Doch derzeit treten die Verhandlungen mit dem Europaparlament, das die Pläne billigen muss, auf der Stelle. Dabei müssten die Mittel früh im nächsten Jahr zur Verfügung stehen, sagte Scholz: „Deswegen muss die Gesetzgebung dieses Jahr abgeschlossen werden.“ Es dürfe keine taktischen Spielchen mehr geben.
Aus dem Corona-Aufbaufonds sollen stark von der Pandemie betroffene Länder wie Italien, Spanien und Frankreich Zuschüsse und Kredite bekommen. Damit soll die konjunkturelle Erholung im Jahr 2021 unterstützt werden.
Auszahlung verzögert sich
Der Streit zwischen Parlament und EU-Staaten hat bereits dazu geführt, dass das Geld nicht – wie geplant – zu Jahresbeginn fließen kann. Unklar ist noch, wie lange sich die Auszahlung verzögert. Zuletzt war von mindestens drei Monaten die Rede.
Die Europa-Grünen warfen der Bundesregierung vor, die Rolle des Europaparlaments zu missachten. „Bei der Rechtsstaatlichkeit gibt die Bundesregierung dem Druck von Orbán nach, statt auf die Forderungen des Parlaments zu hören.

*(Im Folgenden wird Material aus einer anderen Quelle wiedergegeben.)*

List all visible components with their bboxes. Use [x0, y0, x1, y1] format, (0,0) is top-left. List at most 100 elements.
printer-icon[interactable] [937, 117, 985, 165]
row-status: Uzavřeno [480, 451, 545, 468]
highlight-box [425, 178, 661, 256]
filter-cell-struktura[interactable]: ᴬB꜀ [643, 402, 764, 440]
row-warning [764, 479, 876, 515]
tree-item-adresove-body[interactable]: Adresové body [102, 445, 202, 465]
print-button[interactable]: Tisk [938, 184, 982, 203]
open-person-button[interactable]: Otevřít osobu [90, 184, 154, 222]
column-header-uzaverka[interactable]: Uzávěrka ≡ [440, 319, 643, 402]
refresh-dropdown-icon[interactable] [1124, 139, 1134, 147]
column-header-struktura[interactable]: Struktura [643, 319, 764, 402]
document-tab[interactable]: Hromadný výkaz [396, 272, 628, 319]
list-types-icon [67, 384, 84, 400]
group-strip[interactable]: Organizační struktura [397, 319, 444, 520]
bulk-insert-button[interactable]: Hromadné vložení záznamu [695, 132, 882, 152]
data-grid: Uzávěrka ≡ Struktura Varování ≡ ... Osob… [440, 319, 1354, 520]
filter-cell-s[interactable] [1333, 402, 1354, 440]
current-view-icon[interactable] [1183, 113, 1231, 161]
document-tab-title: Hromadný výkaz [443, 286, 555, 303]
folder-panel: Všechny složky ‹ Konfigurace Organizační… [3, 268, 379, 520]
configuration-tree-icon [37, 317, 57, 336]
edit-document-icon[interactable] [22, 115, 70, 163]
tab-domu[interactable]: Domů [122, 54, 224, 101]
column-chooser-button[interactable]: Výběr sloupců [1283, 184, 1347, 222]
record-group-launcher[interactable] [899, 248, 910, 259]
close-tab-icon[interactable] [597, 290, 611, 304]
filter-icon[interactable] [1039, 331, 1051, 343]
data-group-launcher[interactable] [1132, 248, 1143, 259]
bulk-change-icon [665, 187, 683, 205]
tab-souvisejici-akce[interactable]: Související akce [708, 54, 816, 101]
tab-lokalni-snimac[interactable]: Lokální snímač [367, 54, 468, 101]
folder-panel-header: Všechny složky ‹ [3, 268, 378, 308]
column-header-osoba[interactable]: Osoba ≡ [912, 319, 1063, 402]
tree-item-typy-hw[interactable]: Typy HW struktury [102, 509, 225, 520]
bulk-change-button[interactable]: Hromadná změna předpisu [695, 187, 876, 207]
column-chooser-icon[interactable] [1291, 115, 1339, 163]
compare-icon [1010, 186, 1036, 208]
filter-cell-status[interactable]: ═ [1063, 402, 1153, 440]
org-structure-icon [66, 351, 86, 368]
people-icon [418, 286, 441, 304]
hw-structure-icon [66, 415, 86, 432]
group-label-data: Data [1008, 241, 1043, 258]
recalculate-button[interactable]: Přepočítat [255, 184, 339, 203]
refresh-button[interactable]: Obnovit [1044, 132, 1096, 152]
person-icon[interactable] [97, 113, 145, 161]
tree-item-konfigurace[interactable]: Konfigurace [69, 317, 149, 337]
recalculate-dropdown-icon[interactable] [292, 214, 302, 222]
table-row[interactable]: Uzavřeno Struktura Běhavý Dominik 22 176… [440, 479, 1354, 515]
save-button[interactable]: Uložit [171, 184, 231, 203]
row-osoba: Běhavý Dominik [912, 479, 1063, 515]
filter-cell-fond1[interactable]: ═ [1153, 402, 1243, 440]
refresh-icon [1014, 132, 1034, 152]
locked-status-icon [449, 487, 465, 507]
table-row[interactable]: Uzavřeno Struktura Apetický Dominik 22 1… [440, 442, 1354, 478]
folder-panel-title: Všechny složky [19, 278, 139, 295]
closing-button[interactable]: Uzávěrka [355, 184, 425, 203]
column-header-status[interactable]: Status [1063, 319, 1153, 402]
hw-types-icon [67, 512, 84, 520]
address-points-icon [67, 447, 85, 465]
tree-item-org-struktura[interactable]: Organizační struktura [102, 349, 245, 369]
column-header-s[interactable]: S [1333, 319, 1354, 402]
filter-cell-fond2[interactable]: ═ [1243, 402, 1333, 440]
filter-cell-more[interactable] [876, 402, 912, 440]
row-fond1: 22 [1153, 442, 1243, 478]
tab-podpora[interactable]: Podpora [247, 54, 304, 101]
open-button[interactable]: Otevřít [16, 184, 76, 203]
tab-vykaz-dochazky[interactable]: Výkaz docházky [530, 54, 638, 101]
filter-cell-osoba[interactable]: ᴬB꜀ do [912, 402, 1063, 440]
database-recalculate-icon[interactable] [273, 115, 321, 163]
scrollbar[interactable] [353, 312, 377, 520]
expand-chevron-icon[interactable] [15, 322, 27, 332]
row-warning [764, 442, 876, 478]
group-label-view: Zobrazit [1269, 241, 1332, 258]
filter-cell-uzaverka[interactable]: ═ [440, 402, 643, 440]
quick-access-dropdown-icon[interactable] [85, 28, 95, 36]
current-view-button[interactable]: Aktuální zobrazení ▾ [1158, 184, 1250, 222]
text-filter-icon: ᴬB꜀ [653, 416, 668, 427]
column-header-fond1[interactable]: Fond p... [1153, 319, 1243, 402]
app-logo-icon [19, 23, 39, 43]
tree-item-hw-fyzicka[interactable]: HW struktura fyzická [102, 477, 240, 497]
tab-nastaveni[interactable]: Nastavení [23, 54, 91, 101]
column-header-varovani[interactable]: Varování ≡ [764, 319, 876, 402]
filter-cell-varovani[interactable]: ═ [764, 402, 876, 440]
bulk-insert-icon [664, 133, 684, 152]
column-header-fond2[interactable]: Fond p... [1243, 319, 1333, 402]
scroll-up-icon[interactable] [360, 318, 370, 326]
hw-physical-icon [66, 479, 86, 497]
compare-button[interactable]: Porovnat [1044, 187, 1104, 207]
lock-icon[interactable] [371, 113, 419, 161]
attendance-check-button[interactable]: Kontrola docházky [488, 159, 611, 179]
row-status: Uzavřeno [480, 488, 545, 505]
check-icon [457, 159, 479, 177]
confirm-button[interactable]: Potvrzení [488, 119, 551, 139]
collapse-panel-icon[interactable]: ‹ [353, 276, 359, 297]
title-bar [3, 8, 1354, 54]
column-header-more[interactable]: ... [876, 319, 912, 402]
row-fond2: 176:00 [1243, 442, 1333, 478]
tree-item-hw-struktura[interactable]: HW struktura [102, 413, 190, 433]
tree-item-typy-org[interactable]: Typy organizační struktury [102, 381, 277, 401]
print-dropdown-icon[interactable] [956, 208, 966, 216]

Den historischen Beschluss des Parlaments für ein ambitioniertes EU-Klimaziel 2030 hat die Ratspräsidentschaft weitgehend ignoriert“, sagte Giegold.
Das Europaparlament habe in der Tradition deutscher Europapolitik immer eine wichtige Rolle gespielt, so der Grünen-Abgeordnete: „Die deutsche Ratspräsidentschaft tritt diese Tradition mit Füßen.“ Dabei sei das Parlament der zentrale Baustein für die Stärkung der europäischen Demokratie.